Other Advocacy Initiatives
When I was one of the part of the graduating class, I saw myself as an advocate for the new PA profession, but now I think there are better people to do that now, younger people who are carrying that torch.
And because my late husband, Don Low died of a brain tumour in 2013 occurred around the time when the supreme court in Canada had not yet ruled on the legality of assisted death. And, so it’s a lot of people know that I’ve become an advocate for assisted death since then. Don died with palliative care and, conscious or sorry, yeah, palliative sedation, which was not how he wanted to die. So I made it one of my goals to see it not only legalized in Canada, but accessible.
I would say that, what we’ve had it for a couple of years now, things are certainly better and I’m really grateful we have the law, but you’d be surprised how many glitches there still are, not the least of which is people being able to access it in some religious hospitals and religious nursing homes and things.

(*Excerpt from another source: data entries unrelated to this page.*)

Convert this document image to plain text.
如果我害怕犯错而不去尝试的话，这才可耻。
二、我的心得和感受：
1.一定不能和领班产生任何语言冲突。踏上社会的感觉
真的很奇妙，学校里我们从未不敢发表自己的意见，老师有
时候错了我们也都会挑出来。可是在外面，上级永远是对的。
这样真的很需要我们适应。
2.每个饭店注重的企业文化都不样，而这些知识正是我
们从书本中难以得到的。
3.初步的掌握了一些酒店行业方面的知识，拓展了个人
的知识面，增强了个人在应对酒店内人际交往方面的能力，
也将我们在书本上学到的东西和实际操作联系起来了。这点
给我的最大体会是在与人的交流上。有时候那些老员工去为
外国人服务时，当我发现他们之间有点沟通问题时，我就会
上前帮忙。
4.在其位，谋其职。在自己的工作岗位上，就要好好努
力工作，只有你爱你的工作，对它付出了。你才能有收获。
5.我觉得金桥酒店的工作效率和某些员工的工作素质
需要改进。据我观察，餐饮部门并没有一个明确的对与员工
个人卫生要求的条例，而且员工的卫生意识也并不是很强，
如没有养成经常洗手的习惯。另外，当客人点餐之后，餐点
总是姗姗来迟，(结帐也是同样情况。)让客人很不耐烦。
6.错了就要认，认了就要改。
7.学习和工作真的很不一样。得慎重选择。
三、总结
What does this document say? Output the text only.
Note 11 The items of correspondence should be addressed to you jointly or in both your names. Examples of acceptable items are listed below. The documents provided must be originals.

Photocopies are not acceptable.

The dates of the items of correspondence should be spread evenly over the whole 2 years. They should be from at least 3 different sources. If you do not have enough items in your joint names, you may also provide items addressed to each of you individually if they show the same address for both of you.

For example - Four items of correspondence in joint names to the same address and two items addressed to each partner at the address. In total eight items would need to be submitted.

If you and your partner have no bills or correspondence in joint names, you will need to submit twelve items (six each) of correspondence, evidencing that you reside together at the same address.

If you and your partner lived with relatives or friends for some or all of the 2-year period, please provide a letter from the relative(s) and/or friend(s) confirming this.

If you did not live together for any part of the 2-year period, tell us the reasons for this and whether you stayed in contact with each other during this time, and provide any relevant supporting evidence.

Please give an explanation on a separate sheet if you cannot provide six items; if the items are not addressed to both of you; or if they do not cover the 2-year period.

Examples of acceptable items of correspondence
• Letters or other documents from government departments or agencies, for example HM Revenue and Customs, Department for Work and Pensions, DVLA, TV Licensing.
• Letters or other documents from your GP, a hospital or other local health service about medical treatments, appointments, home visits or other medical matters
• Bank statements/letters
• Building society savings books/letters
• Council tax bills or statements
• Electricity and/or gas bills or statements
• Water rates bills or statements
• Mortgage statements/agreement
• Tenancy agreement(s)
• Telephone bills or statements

And just the whole idea of whether you should be able to use an advance directive to ask for Medical Assistance in Dying (MAID) as we call it now should you get a disease like dementia.
So I’m still doing a little bit in, in that front, but to be honest, the Infectious Disease job as a PA keeps me very, very busy.
I’m 58 now and I kind of am thinking of how I’m going to sort of wind things down maybe in three, four year – when my kids are finally launched and don’t require me as much anymore.
I’d like to, my goal would be to work part time in a job share in Infectious Disease and thenwind that down to retirement and do more travel.
What I use social media for
It’s hard to describe twitter to people who just think they’ve scrolled through it and don’t understand it.
There’s a community of people fighting for MAID (Medical Assistance in Dying), and we follow each other. Even people in Australia and England and Australia, right now they’re back where we were five years ago on the topic of MAID, where I was just starting on that journey.
So I’m in contact with those people, not providing them with anything important but mostly support and letting them know, “keep at it, it’ll happen for you. It was like that for us”.
So there’s Medical Assistance in Dying, there’s the medicine – infectious disease, and then there’s journalism. I still am interested in how the world works and especially politics in Ontario as it pertains to healthcare. And for all of that, there’s that community on twitter. People I agree with and don’t agree with. My kids are very impressed by how many followers I have. That’s how I use social media to stay connected, to stay on top of things.
I don’t use Facebook often – it’s not where I put my personal life out there. I’m not somebody who’s going to go on a trip and post a lot of photos for people to see and I’m never going to use twitter for that.
I consider twitter more professional and I actually following people who do too much about their personal life, although a little bit of is okay, but not too much.
And then Instagram is where I’ve see what my kids have been up to in the last 24 hours. So I like Instagram for photos, but, but I don’t use it very much for, you know, medicine and advocacy in that way.
Following People, Not Hashtags
The other thing about me on twitter is that I’m not a big hashtag follower. I’m more a person follower. I tell my students when I do one class at McMaster’s PA program Professional Competencies Class on this issue, I tell them that you should be following Andre Picard, and other health journalists like Kelly Grant, and Kelly Crowe from CBC.